Importance of Acknowledgement of “Low Brow” Art

We are aware that law enforcement and schools have attempted to eradicate it. However, legal injunctions or ignoring the practice of tagging has not stopped the youth practice and are insufficient responses (Phillips, 1999). Therefore, it is critical to understand more clearly the meanings behind the symbolic forms of expression used by bilingual and monolingual adolescents and to explore more fully their purposes for their writing. This insight will help educators integrate these practices with academic goals that will increase their chances for access and success (Curwen).

The low brow art movement started around 1994 and is not necessarily approved of by the fine art community.  You would recognize it when you saw it.  “Lowbrow is a movement – slowly gaining momentum – that doesn’t necessarily care if The Art World recognizes it as such. What matters to Lowbrow is that most of us average people do recognize it.
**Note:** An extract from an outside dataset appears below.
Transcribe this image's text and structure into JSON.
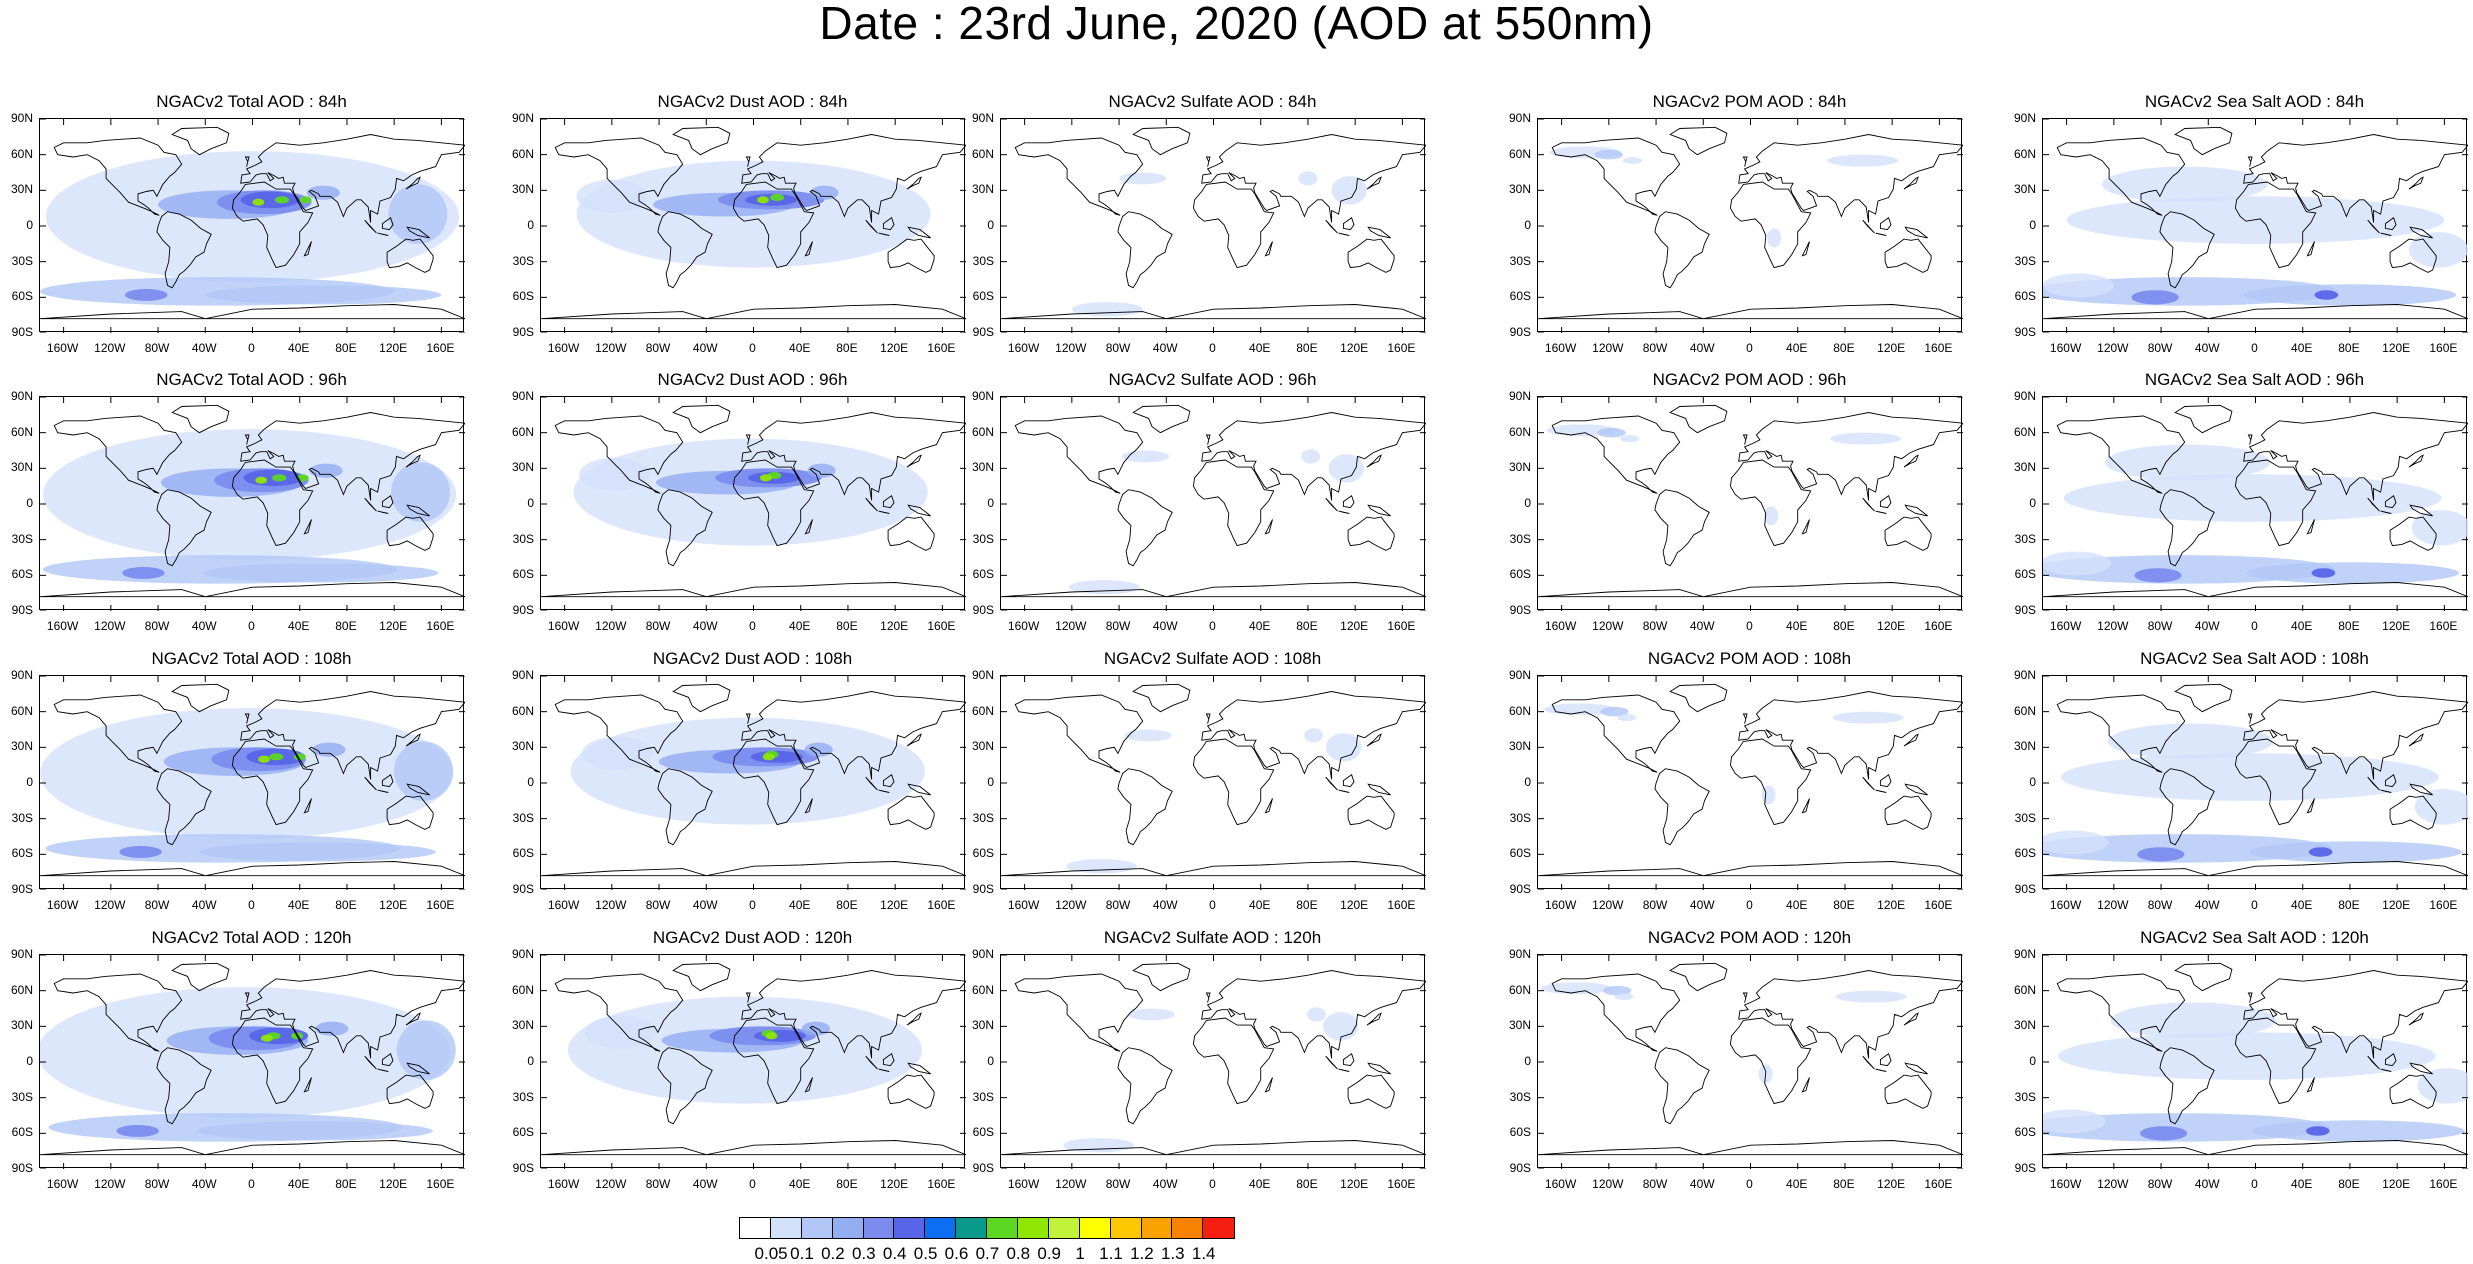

Anyone who has ever watched cartoons, read Mad magazine, enjoyed a John Waters film, consumed a product with a corporate logo or possessed a sense of humor shouldn’t have a hard time getting comfy with Lowbrow” (Essak).  Low brow artists range anywhere from tattoo artists, cartoonists, painters, sculptors, to graffiti and street artists.  The importance of studying and acknowledging these movements is that it will help sociologists study what was known as pop culture during the late 20’st century -early 21’st century.